Bad Oldesloe – Zehn Wochen lang haben sie Unternehmenswerte analysiert, mit Wertpapieren gehandelt und versucht, ihr virtuelles Startkapital von 50.000 Euro zu vermehren – nun sind die Planspiel Börse-Teilnehmer ins Ziel eingelaufen. Das Planspiel Börse 2017 ist beendet und die Gewinner stehen fest.

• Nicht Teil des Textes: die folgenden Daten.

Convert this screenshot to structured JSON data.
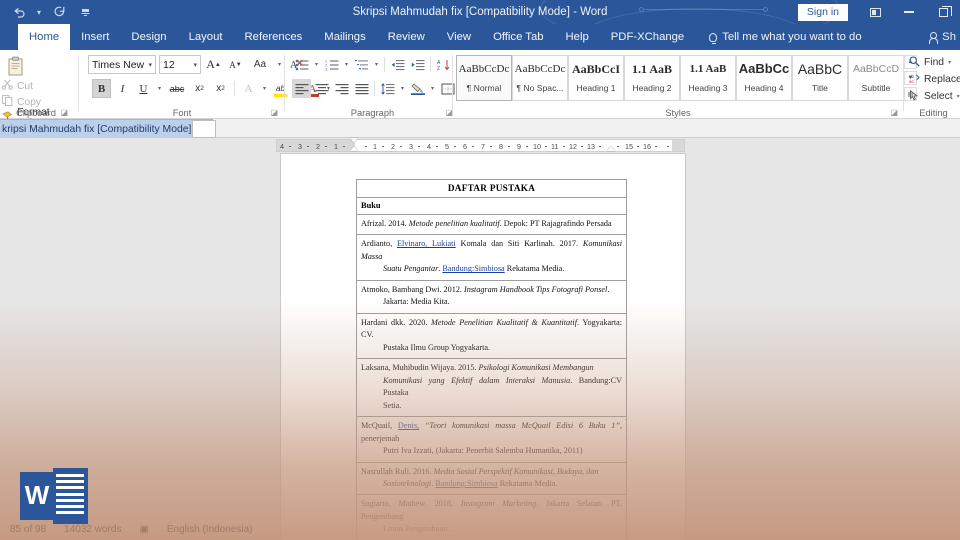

Im Geschäftsgebiet der Sparkasse Holstein hatte die Spielgruppe Jordan Belfort zum Schluss die Nase vorn. Die Gruppe vom Küstengymnasium Neustadt konnte ihr Startkapital auf 55.984,28 Euro erhöhen. Damit liegt sie knapp vor dem Team Die wilden Gurken vom Freiherr-vom-Stein-Gymnasium in Oldenburg i.H., das mit 55.979,03 Euro den zweiten Platz belegt. Auf dem dritten Platz liegt die Gruppe Cesar-LEB von der Cesar-Klein-Schule in Ratekau mit 55.408,39 Euro. Stormarner Teams sind somit nicht unter den Siegern in diesem Jahr.

Mit ihren Ergebnissen haben sich die drei Siegerteams gegen 135 andere Spielgruppen durchgesetzt. Insgesamt waren 138 Teams aus dem gesamten Geschäftsgebiet der Sparkasse Holstein zur 35. Runde des Planspiel Börse angetreten. Auf die Gewinner wartet nun ein ganz besonderer Preis: Gemeinsam mit den Siegerteams der anderen teilnehmenden schleswig-holsteinischen Sparkassen geht es für sie zu einem exklusiven Clubkonzert mit Überraschungsact nach Kiel. Meet and Greet, Essen, Getränke und ein Shuttle-Service inklusive.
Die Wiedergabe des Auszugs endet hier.